然后舔狗血脉觉醒,凑上前开始搭讪,后续嘘寒问暖,逐渐走上患得患失,自我内耗的路上。

钱度想了想,还是起身,邀请任鑫源跳了一支舞。

不说别的,俩人友情关系还在,总不能直愣愣喝一晚上闷酒吧。

一直闹到凌晨,又三三两两和熟悉的人凑局去半夜开门的馆子吃夜宵,折腾到凌晨将近两点才算罢。

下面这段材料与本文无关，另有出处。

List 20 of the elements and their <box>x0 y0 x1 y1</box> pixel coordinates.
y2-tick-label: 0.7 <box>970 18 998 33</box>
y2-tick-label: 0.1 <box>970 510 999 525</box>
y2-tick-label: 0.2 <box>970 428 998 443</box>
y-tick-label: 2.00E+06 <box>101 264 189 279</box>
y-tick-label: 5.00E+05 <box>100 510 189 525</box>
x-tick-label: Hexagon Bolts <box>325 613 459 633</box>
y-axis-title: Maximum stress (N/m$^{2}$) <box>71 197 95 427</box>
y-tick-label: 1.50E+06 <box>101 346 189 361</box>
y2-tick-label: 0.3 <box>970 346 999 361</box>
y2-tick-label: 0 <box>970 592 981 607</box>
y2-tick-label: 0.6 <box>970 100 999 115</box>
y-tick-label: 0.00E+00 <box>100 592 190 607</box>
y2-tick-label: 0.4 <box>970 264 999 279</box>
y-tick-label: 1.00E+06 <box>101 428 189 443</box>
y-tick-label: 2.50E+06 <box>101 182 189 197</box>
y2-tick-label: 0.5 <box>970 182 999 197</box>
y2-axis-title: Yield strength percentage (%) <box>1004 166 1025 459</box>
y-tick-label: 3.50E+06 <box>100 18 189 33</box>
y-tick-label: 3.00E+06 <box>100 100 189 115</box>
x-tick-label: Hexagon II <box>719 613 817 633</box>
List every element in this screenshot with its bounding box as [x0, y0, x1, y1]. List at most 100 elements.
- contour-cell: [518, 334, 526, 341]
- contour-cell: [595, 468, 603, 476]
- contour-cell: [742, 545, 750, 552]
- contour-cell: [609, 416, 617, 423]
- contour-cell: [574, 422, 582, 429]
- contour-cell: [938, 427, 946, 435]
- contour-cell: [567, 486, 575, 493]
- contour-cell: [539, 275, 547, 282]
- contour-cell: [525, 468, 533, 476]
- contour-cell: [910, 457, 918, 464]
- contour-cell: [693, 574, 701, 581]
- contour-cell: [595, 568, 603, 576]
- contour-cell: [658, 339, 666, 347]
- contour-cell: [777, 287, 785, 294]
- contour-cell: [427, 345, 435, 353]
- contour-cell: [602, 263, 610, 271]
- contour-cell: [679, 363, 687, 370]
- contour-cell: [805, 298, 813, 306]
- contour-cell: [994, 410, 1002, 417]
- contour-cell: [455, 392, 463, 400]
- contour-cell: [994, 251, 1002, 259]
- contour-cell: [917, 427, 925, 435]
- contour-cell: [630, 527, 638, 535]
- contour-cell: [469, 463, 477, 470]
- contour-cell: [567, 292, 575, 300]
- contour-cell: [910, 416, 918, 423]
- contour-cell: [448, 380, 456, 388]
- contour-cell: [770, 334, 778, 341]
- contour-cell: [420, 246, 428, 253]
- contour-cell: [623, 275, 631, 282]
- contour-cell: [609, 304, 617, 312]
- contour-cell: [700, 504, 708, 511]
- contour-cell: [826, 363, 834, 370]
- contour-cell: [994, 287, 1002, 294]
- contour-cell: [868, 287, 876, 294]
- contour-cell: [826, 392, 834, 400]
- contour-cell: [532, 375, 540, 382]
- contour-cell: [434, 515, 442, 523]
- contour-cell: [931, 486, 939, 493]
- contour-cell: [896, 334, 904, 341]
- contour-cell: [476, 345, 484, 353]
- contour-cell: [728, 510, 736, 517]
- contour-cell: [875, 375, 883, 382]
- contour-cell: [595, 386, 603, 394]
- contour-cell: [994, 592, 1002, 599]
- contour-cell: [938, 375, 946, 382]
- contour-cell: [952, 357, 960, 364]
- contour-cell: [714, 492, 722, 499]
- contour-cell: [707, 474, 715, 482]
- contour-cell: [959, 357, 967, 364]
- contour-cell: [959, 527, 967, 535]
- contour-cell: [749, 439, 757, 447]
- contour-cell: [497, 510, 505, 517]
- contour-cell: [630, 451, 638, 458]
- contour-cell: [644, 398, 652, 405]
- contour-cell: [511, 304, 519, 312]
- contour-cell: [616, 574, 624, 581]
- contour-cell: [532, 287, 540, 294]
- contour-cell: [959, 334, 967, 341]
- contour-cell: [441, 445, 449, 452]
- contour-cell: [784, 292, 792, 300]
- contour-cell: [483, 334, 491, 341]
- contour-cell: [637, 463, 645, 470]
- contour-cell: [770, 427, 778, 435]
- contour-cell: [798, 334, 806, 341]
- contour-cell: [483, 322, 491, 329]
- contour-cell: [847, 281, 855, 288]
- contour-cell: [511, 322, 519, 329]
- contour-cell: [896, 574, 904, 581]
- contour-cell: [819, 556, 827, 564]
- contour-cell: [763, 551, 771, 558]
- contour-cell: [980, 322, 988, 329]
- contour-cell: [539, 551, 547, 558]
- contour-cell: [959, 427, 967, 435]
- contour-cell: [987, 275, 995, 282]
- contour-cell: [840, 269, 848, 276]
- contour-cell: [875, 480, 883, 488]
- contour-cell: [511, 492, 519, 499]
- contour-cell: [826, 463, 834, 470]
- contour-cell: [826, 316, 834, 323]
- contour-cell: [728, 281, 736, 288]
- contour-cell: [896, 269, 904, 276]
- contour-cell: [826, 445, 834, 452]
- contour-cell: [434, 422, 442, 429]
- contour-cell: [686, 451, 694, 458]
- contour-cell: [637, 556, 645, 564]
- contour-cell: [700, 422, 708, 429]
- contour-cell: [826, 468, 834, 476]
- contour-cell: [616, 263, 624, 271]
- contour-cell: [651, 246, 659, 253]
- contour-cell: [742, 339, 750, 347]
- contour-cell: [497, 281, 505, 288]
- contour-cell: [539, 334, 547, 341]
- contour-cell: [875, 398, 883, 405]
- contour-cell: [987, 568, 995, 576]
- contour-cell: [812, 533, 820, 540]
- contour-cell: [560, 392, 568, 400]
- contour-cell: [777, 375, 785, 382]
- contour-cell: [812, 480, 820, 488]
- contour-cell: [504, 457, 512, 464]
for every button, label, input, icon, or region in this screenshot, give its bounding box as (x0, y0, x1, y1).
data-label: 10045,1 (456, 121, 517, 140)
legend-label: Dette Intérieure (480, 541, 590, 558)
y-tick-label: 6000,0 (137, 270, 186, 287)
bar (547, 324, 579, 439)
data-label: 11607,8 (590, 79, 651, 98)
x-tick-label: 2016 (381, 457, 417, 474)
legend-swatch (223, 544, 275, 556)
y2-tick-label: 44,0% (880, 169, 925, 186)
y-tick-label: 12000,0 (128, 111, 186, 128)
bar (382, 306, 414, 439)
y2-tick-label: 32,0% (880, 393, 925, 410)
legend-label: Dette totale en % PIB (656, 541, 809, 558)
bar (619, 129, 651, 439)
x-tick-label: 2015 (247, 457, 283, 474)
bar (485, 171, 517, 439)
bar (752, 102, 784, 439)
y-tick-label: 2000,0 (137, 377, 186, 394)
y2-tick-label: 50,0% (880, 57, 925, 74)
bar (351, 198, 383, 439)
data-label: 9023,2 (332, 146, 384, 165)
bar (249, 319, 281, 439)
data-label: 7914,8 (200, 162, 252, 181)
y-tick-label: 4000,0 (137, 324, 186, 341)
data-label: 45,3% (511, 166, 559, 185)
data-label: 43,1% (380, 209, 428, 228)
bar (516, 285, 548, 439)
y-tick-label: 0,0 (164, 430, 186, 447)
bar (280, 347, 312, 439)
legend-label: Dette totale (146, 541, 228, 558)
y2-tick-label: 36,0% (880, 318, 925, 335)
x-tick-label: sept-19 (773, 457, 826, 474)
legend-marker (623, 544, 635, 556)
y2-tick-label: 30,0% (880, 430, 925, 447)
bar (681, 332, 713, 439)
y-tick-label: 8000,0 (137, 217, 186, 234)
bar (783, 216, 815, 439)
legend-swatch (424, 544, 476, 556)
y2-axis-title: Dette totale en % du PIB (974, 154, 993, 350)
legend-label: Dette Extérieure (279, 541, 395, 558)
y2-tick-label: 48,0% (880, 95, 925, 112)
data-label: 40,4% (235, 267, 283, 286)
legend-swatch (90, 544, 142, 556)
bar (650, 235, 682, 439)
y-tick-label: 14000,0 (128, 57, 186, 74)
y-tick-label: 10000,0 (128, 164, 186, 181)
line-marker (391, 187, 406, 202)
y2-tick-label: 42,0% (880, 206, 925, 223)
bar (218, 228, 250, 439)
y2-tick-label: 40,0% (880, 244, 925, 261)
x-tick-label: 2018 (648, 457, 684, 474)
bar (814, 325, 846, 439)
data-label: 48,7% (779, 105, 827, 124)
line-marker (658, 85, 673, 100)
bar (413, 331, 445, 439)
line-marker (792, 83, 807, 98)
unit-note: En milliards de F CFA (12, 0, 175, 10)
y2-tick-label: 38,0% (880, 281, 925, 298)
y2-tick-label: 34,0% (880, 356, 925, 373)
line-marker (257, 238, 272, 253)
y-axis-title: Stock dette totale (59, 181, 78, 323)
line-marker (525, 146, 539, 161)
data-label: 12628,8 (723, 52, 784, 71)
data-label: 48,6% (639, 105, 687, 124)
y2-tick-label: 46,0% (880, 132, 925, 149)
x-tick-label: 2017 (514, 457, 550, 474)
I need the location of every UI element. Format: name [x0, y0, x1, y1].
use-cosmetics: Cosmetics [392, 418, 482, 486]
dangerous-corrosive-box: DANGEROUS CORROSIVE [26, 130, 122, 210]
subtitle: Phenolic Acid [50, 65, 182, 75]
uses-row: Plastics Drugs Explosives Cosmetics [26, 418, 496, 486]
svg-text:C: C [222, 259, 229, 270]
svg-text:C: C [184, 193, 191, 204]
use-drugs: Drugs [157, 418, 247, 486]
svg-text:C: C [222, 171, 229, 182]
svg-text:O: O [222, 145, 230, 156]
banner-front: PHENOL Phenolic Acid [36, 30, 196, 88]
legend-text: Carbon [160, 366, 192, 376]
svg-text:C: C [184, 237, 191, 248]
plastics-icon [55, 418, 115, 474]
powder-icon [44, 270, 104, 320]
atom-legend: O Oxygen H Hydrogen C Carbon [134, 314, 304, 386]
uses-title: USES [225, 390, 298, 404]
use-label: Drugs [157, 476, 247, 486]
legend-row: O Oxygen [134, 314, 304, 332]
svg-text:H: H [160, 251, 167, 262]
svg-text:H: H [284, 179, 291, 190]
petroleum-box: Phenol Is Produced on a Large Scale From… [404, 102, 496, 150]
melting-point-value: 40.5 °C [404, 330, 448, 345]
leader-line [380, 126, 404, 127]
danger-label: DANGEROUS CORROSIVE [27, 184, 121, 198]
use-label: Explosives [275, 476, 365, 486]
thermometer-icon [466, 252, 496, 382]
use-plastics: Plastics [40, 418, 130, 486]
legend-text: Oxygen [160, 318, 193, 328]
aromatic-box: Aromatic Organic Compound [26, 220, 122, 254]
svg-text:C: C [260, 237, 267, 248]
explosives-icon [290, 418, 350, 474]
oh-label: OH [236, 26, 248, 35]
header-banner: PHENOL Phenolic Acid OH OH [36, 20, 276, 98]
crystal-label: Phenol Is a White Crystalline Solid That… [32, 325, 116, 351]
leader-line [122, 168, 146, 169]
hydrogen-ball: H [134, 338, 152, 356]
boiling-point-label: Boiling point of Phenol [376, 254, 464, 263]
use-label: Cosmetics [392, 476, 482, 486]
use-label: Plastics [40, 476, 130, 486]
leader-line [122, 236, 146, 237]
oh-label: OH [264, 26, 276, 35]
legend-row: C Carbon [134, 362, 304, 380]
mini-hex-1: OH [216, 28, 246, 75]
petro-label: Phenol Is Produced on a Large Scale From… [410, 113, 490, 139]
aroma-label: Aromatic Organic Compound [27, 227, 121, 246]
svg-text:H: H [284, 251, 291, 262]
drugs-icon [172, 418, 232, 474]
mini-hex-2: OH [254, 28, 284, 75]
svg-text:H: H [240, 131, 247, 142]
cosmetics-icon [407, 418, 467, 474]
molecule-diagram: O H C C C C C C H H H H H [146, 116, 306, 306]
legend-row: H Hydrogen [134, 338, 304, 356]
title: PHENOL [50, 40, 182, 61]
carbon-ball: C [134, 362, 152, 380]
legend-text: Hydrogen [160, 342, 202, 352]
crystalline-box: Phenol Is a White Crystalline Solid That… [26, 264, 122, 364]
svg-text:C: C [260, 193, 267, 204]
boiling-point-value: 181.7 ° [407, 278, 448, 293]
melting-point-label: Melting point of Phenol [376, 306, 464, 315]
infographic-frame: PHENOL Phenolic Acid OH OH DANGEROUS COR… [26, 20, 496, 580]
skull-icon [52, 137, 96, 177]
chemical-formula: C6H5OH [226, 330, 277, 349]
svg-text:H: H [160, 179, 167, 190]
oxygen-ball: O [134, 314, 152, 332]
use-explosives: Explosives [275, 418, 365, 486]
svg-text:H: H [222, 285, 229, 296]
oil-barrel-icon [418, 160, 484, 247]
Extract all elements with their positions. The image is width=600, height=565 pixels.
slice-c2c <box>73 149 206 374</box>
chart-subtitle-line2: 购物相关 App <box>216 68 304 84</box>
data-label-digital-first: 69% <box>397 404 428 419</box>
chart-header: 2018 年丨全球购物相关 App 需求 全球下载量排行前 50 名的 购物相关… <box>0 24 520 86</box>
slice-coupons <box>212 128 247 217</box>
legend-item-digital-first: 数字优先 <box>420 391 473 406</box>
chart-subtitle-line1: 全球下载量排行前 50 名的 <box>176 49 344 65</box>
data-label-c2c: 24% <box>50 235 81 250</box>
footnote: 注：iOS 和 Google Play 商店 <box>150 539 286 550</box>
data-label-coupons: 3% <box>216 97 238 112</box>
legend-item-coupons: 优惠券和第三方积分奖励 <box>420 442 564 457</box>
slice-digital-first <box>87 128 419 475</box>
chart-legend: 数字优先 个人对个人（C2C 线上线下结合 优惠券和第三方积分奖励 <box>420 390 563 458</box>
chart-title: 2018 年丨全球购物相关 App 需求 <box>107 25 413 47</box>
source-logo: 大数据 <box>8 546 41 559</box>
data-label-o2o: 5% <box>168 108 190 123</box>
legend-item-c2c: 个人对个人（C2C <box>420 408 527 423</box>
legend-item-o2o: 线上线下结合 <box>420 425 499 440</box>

王超奇看向钱度,给了男人都懂的眼神,“今晚我就不回招待所了。”

任婷则是盯着他:“你可得安全的把我妹护送回家,要是出个意外,哼哼...”

“......”

凌晨两点半的泸上街道,前面再加一个年份,八四年的后半夜。

钱度还真不能撂挑子让人姑娘一个人回家,保不齐出个意外就完犊子了。

俩人从街头走到街尾,穿过一条条街道,有的地段没有路灯,有的地段十五米一盏。

狭长,昏暗,静谧...

钱度能听见她的呼吸声,仿佛还能夸张地感受到心跳。

“源源,你...之前在信上要的热干面配方,店开的现在怎么样?”

钱度没话找话,早在北大宿舍严述其实已经讲过了,这店在泸上扑的不能再扑,可总得有个话题不是。

任鑫源努着嘴,道:“没有在京城看到的,你经营的好...”

那店面现在还在她本家小表弟手上垂死挣扎呢,生意说差,其实是和钱度作比较的。

房子是自家的,每个月够水电,够员工工资,还有结余弄个吃喝钱,就已经算成功了。

有一搭没一搭的聊着,钱度给送到她家弄堂门口的梧桐树下。

俩人站定,钱度心里在酝酿该说什么告别语,可直勾勾对上了任鑫源的眼睛。

弄堂口五米外有一盏路灯,不过光线被梧桐树抵消了不少,可尽管如此,钱度看着她的眼睛仿佛在闪闪发光。

任鑫源嘴一张一张的,想说什么,却又犹犹豫豫开不了口。

四周很静谧,没有人迹,更没有犬吠,反而能听见彼此的呼吸声。

氛围没由来的一下子怪异了起来。

“源源,你...”

你早点回去休息四个字钱度还没说全乎,这丫头一整个大胆的扑了过来。

钱度落了个满怀,淡淡的清香钻入鼻内。

“钱度,我...我知道这样不可以,可不知道为什么,我就是没办法说服自己,我喜欢你...”

人和动物最大的不同,就是动物只有本能,人却拥有情感和思维。

钱度刹那间的心乱了,他不知道自己该不该推开,理性上得推开,可感性上他必须承认,自己不想推开。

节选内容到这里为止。